Gelukkig hadden collega-schrijvers al bewezen dat het kon: goede non-fictie over een lastig onderwerp. Want denk maar niet dat uitgevers en kinderen staan te juichen als je voorstelt een kinderboek over recht of evolutie te maken. Maar inmiddels zijn ze maar wat blij met De Zweetvoetenman en Het raadsel van alles wat leeft. Zoals dochter Aniek zei na het verslinden van deze boeken: het is gewoon gaaf om te lezen over een onderwerp waar je nog bijna niks van weet.
Inmiddels ligt de tweede druk van Palmen op de Noordpool in de winkel. Kinderen en volwassenen zijn het weer heerlijk eens, maar dit keer in hun enthousiasme. Van volwassenen krijg ik nog weleens de vraag wat er nou anders is aan het uitleggen van dit onderwerp aan kinderen. Dan geef ik vaak het voorbeeld van de koeien.

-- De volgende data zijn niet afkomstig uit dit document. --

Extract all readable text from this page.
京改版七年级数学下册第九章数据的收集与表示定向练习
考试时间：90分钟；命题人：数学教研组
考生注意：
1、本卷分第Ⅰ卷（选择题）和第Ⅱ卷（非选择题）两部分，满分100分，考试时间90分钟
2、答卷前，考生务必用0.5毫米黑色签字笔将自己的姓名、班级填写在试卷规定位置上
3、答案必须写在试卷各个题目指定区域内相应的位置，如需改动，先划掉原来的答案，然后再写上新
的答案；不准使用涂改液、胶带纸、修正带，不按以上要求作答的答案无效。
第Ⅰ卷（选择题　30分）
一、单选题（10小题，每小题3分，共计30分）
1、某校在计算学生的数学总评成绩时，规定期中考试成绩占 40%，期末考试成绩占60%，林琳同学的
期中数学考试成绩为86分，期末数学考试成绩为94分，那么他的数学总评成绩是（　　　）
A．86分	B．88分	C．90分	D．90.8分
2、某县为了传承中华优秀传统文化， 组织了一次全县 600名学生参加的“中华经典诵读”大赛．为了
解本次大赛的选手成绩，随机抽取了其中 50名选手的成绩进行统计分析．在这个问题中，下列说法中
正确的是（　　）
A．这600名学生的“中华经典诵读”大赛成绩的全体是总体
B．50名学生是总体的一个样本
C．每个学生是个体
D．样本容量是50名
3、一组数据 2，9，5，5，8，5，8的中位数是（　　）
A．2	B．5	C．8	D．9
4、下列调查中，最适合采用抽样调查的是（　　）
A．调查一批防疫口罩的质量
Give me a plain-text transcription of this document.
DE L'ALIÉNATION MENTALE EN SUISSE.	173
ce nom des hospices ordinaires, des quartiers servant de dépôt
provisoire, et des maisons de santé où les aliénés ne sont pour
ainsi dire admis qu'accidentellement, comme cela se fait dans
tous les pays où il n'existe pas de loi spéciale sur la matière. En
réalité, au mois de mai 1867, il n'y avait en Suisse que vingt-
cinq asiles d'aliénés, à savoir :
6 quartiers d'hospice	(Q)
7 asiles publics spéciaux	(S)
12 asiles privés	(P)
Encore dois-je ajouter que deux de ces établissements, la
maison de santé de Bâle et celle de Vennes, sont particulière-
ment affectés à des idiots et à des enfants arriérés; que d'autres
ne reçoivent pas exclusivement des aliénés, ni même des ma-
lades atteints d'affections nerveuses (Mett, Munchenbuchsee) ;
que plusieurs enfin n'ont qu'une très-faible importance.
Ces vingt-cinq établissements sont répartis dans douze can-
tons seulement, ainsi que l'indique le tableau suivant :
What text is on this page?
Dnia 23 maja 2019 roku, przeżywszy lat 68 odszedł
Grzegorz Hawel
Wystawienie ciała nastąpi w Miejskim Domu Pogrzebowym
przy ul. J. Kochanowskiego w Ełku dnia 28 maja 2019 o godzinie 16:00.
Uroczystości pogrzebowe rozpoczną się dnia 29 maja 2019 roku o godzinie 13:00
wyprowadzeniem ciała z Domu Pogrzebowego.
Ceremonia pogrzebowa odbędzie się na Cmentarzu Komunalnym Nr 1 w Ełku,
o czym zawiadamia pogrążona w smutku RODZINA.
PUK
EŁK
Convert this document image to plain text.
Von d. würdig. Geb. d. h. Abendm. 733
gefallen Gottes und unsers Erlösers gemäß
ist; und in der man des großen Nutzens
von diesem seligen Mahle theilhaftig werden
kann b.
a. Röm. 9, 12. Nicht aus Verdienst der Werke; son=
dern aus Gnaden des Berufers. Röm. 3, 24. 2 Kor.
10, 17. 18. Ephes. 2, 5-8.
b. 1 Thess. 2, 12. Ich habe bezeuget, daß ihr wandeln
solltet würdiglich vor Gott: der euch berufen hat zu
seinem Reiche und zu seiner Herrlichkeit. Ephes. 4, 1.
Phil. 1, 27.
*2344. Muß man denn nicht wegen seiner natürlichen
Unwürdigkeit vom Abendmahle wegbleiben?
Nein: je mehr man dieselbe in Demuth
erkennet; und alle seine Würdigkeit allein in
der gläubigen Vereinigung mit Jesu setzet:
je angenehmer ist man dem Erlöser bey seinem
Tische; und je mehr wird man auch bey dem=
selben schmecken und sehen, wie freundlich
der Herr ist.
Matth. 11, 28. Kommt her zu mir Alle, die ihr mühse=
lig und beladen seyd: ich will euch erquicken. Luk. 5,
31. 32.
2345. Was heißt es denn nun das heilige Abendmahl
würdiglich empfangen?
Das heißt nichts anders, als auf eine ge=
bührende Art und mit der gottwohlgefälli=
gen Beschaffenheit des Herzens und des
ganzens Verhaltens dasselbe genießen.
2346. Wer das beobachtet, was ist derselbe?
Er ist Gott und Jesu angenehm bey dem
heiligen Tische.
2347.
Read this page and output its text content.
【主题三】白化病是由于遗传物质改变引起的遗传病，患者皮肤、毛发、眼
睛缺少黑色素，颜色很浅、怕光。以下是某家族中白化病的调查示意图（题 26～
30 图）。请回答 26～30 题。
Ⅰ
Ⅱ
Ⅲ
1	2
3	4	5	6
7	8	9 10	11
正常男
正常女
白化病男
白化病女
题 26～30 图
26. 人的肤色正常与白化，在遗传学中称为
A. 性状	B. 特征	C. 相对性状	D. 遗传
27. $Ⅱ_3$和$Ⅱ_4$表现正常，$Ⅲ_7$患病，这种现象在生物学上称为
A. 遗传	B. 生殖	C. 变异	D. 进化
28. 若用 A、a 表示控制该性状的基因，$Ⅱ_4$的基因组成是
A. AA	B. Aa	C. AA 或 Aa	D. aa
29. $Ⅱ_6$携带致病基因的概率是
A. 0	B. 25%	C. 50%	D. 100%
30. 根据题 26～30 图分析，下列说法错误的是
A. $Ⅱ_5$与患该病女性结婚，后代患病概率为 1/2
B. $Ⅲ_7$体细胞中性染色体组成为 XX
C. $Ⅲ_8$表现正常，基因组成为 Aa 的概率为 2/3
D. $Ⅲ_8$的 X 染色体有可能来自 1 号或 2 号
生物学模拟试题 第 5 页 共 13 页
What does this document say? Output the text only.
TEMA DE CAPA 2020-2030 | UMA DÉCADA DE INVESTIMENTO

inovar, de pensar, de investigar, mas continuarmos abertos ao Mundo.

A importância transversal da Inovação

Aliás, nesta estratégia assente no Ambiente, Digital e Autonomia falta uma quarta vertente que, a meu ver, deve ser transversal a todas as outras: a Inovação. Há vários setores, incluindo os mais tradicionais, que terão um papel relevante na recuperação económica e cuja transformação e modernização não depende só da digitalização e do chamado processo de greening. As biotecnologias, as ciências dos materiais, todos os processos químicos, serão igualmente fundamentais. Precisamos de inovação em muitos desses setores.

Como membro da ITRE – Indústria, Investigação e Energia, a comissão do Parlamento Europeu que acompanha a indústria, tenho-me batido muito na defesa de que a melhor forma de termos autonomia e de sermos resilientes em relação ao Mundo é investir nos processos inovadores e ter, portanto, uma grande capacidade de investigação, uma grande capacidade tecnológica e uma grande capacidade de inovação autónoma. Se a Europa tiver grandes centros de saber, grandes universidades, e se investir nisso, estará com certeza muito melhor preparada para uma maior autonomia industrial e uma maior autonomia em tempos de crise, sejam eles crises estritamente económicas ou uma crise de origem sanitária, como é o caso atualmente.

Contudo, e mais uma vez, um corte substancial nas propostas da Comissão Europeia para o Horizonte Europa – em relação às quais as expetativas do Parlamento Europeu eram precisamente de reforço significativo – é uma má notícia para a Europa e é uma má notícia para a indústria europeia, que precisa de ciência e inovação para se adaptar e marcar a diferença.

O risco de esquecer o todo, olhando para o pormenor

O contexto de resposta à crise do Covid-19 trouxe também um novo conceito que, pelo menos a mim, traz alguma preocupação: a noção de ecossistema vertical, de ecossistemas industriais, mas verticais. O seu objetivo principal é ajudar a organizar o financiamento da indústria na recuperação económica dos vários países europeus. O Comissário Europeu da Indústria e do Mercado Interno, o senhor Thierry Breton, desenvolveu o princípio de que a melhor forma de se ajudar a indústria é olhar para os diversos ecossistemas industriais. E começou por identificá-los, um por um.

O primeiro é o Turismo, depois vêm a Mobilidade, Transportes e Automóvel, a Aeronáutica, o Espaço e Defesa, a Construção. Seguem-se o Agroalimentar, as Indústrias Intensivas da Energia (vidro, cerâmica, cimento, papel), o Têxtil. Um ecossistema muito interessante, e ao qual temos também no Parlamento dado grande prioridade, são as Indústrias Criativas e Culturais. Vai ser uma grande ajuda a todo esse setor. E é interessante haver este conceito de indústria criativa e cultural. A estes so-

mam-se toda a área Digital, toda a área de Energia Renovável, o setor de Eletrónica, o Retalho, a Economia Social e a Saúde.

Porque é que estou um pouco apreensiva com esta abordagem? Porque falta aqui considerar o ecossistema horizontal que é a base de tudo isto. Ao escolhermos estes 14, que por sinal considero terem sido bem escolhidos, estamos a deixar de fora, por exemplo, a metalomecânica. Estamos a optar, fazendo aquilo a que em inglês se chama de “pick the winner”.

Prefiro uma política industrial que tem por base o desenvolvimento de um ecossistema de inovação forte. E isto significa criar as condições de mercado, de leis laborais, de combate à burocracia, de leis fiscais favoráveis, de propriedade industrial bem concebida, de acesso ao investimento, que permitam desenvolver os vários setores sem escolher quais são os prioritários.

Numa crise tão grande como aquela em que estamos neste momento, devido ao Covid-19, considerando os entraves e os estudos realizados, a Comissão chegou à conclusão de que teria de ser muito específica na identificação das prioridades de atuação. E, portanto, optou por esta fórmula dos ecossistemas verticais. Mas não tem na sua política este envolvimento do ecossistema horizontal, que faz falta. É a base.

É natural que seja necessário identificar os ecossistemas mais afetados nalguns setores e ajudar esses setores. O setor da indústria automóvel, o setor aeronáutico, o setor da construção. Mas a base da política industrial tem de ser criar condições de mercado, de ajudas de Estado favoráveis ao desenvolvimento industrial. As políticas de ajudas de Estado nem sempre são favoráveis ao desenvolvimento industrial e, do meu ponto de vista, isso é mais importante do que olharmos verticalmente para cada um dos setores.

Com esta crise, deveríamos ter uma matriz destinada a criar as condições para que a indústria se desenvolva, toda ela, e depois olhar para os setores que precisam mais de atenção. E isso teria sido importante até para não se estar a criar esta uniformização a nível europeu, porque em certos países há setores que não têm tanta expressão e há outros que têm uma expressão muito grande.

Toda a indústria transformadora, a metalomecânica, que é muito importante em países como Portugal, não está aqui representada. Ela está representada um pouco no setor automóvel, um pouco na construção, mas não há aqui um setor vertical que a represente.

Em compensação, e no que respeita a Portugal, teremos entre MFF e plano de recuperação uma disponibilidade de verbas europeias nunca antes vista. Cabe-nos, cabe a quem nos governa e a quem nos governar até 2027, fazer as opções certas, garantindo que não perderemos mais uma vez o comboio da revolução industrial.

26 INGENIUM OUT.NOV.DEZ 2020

Om klimaatverandering tegen te gaan, moeten we minder rundvlees eten, want dan komen er minder koeien. Kwestie van vraag en aanbod: zo klaar als een klontje. Nou, niet voor kinderen, had ik al eens gemerkt door vragen van mijn zoon Simon. Als je minder koeien eet, blijven er meer over. Logisch toch? Echt iets om dus dubbel en dwars goed uit te leggen aan kinderen. Maar ook aan volwassenen, bleek toen ik het boek mocht aanbieden aan een Kamerlid van GroenLinks. Zij vertelde dat ze de uitleg van Simon pas nog van een ander Kamerlid had gehoord. Kunnen we die man nog terug naar school sturen alsjeblieft?